We will discuss two methods of finding the square root of 15. Express the radicand to be the product involving perfect square(s) and simplifying it
Long division method for perfect and nonperfect squares. Let's discuss the first method, Simplifying a square root means to rewrite it in such a way that there are no perfect squares left in the radicand. √50 can be simplified to 5√2 but √15 cannot be simplified further. Let us learn the reason behind. The prime factorization of 15 is 15 = 3 × 5. For simplifying √15 further we will need one or more pairs of the same factors. Such pairs of factors are not available. Therefore, √15 cannot be simplified further.
Square Root of 15 By Long Division
The value of the square root of 15 by long division is found using the following steps:
 Step 1: Starting from the right, we will pair up the digits by putting a bar above them.
 Step 2: Find a number that, when multiplied to itself, gives the product less than or equal to 15 and close to 15. So, the number is 3. Putting the divisor as 3, we get the quotient as 3 (same as the divisor), we get the remainder to be 6
 Step 3: Double the divisor and enter it with a blank on its right. Guess the largest possible digit to fill in the blank which will become the new digit in the quotient, such that when the new divisor is multiplied to the new quotient the resultant product is less than or equal to the dividend. Divide and write the remainder. Repeat this process to get the decimal places until you want.
The square root of 15 by long division method = 3.872 (to three decimal places)
Similarly,
 The square root of 20 = 4.472 (to three decimals)
 The square root of 25 = 5
 The square root of 16 = 4
 The square root of 14 = 3.741 (to three decimals)
25 and 16 are perfect squares since their square roots are integers.
Explore Square roots using illustrations and interactive examples
Think Tank:
 Jenny has a square table that has an area of 15 square inches. She covered it with a table cloth of area 25 square inches. How many inches does the cloth hang around the table on each side?
Important Notes:
 The square root is the inverse operation of squaring.
 The square root of 15 can be expressed as √15 or 15^{½}. It is an irrational number.
 We can find the square root of 15 using the long division method. The square root of 15 by long division method = 3.872 (to three decimal places)

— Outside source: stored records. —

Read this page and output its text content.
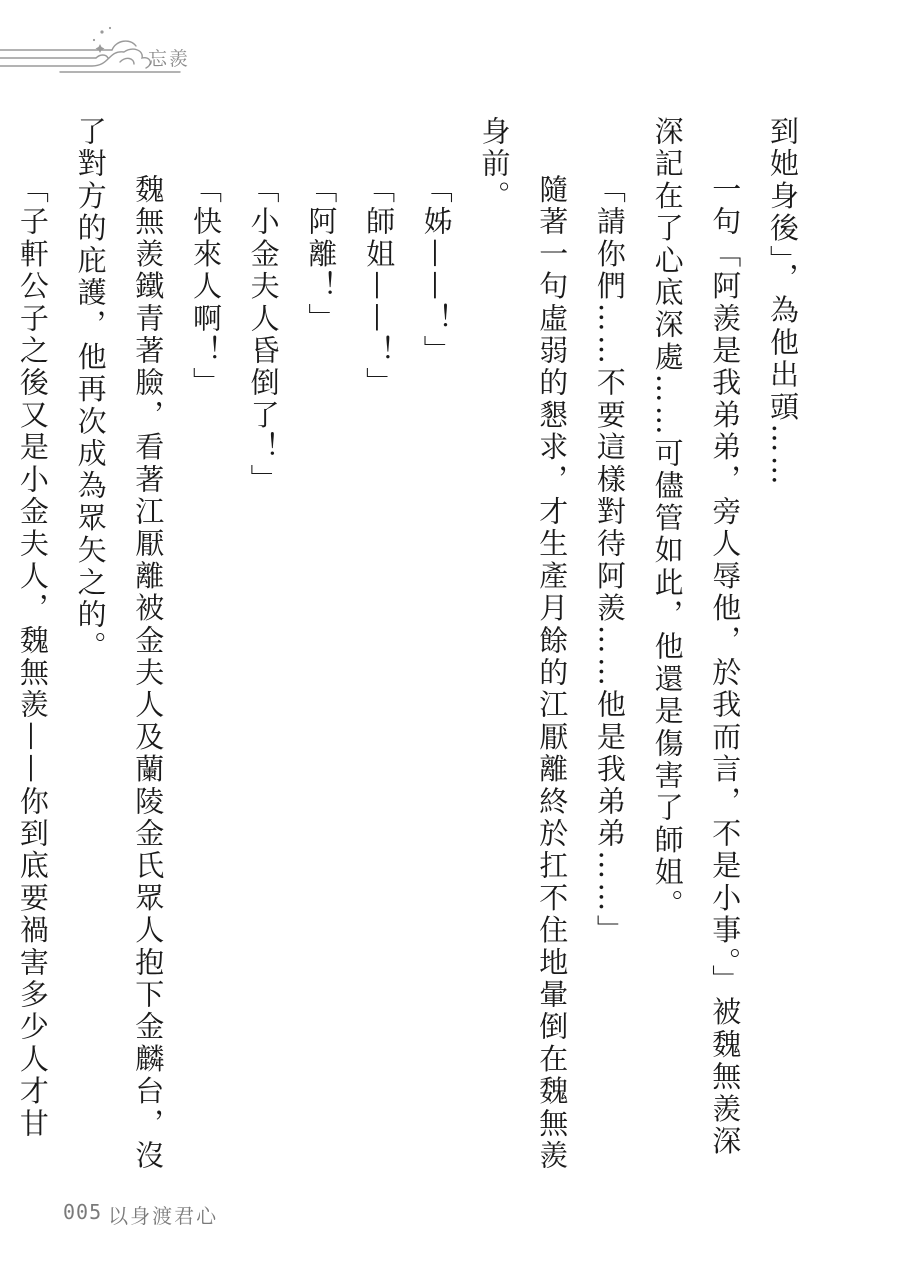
忘羨

到她身後」，為他出頭……

一句「阿羨是我弟弟，旁人辱他，於我而言，不是小事。」被魏無羨深深記在了心底深處……可儘管如此，他還是傷害了師姐。

「請你們……不要這樣對待阿羨……他是我弟弟……」

隨著一句虛弱的懇求，才生產月餘的江厭離終於扛不住地暈倒在魏無羨身前。

「姊——！」

「師姐——！」

「阿離！」

「小金夫人昏倒了！」

「快來人啊！」

魏無羨鐵青著臉，看著江厭離被金夫人及蘭陵金氏眾人抱下金麟台，沒了對方的庇護，他再次成為眾矢之的。

「子軒公子之後又是小金夫人，魏無羨——你到底要禍害多少人才甘

005 以身渡君心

Square Root of 15 Solved Examples

Example 1: Mr. Johnson wants to fence his square garden. The garden has an area of 15 square feet. How long is each side of the garden? Round your answer to three decimals.
Solution
We know that the area of a square is side × side. If we take the length of the garden as x, then x × x = 15
We can easily find out the value of x using the concept of the square root. The square root of 15 is √15 approx 3.872 (rounded to three decimals).
So, the side length of the garden is approx 3.872 feet. 
Example 2: Mathew has a carrom board of area 15 sq. units. He measured the length of the carrom board to be 3.872 units. Why is that so?
Solution
We know that the area of a square is side × side. The length of the square carrom board is 3.872, this means 3.872 x 3.872 = 14.99 sq. units and the nearest whole number is 15. By finding the square root of the area of 15 sq. units, we can find the side length of the carrom board.
Side of the square board = √15= 3.872.
So, the side length of the carrom board is 3.872 units.
FAQs On Square Root of 15
What is the square root of 15?
The square root of 15 is 3.872.
What is the square of 15?
The square of 15 is
15^{2} = 225
How do you out the square root of 15?
We can find the square root of 15 using various methods.
 Repeated Subtraction
 Prime Factorization
 Estimation and Approximation
 Long Division
If you want to learn more about each of these methods, click here.
Is square root of 15 a real number?
Yes, the square root of 15 is a real number.
What is the square root of 15 in the simplest radical form?
√5 is the simplest radical form.
Is the square root of 15 a rational number?
As √15 = 3.872, √15 is an irrational number.